Located at Hycroft, VHF’s Evening Lectures offer illustrated talks that look at the history of Vancouver, covering the events, movements and people that shaped our city. The talks are co-hosted by Vancouver Heritage Foundation and the Hycroft Heritage Preservation Foundation.
$15 or $9 (incl. tax) with a valid Student ID
Tuesdays, 7:30pm – 9pm
University Women’s Club at Hycroft, 1489 McRae Ave (Street parking is available on McRae Ave. and The Crescent)
Tuesday, September 19th
A century ago, Shaughnessy Heights was Western Canada’s premier residential address, an exclusive single-family area that wanted to separate from Vancouver in order to ensure control over its future but settled for provincial legislation to keep out unwanted types of buildings and people. This lecture traces the challenges residents faced, resisting shops, schools, churches and frat houses as the economy seesawed between boom, bust, and wartime housing shortages. Innovative zoning changes in the 1980s allowed some of the mansions to convert to strata and infill their grounds in return for heritage conservation, but a wave of wealthy buyers in the 21st century wanted new, single-family homes – essentially taking the neighbourhood back to its roots a century earlier and prompting the City to establish its first Heritage Conservation Area there in 2016. Author Michael Kluckner explores the question of whether property rights is the true heritage of the area for its owners, trumping the heritage architecture and landscaping that give the area its value to the rest of the city.

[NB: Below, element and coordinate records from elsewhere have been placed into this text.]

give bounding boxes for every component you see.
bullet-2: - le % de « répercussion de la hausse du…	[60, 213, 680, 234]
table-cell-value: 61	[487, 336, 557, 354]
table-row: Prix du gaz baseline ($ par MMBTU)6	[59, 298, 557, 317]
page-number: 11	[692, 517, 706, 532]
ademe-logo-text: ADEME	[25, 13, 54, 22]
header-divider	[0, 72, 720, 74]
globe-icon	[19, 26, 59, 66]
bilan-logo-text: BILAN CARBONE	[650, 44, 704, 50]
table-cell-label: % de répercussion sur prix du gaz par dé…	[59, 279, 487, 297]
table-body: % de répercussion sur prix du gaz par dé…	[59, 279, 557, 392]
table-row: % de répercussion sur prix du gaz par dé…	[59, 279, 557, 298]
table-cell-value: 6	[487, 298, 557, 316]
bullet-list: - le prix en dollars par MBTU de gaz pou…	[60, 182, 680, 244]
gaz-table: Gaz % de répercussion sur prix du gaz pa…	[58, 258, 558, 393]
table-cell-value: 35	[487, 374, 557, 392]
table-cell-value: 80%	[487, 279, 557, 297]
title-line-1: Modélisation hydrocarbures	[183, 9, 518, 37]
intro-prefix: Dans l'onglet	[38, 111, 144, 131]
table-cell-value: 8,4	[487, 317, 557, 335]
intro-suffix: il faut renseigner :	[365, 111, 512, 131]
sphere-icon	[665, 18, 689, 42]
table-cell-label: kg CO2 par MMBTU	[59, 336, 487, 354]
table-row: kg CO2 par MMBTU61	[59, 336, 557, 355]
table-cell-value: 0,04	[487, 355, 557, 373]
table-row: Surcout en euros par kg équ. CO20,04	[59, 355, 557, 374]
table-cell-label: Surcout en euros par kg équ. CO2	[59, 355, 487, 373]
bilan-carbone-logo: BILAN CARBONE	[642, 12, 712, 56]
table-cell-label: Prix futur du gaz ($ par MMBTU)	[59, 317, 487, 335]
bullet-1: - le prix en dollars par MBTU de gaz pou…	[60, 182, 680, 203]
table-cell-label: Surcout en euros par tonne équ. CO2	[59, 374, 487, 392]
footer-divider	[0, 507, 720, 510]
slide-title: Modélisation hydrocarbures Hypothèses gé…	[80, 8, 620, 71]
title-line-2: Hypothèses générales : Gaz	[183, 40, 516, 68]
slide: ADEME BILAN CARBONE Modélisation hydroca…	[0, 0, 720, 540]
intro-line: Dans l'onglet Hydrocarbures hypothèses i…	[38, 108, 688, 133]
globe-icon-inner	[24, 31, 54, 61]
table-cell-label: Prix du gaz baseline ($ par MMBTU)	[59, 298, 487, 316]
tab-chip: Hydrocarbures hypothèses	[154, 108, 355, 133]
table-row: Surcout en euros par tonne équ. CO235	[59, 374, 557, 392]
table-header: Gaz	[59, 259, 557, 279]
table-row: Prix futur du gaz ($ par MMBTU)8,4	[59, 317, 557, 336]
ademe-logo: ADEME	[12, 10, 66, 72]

What a Mess: False Creek, the Industrial Waterway
Tuesday, October 24th
It’s hard to imagine from today’s perspective that False Creek was once the centre of industrial activity for the city. From the beginning of non-native settlement the waterway became the home to sawmills, shipyards and other heavy industry. This emerging industry destroyed the fishery and displaced the seasonal and permanent settlements along the shoreline that had sustained local First Nations for centuries. This talk with author and historian, John Atkin, will explore that history of industrial development and the Creek’s more recent transformation.
Kitsilano Indian Reserve: Contact to Today
Tuesday, November 7th
Allotted by the colony of British Columbia in the 1860s and expanded in 1876 after the colony joined Canada, the Squamish Indian Reserve Kitsilano No. 6 amounted to 80 acres at the mouth to False Creek. It included the age-old Coast Salish village site of Sen̓áḵw. In 2002, a unanimous five-judge panel of the British Columbia Court of Appeal upheld a trial court decision that approximately 10.5 acres of the former Kitsilano reserve, which had since disappeared from the maps of the region, should again be Indian reserve. With the decision, the reserve reappeared in the heart of Vancouver. What happened to it between 1876 and 2002? How did it disappear? And what about the other 70 acres, most of which are now Vanier Park, the Molson Brewery site, city streets, or office and apartment buildings? This talk by Douglas Harris, the Nathan T. Nemetz Chair in Legal History at UBC, explores the history of the Kitsilano Indian Reserve and the changing legal framework that surrounds what might come next on this important parcel of land.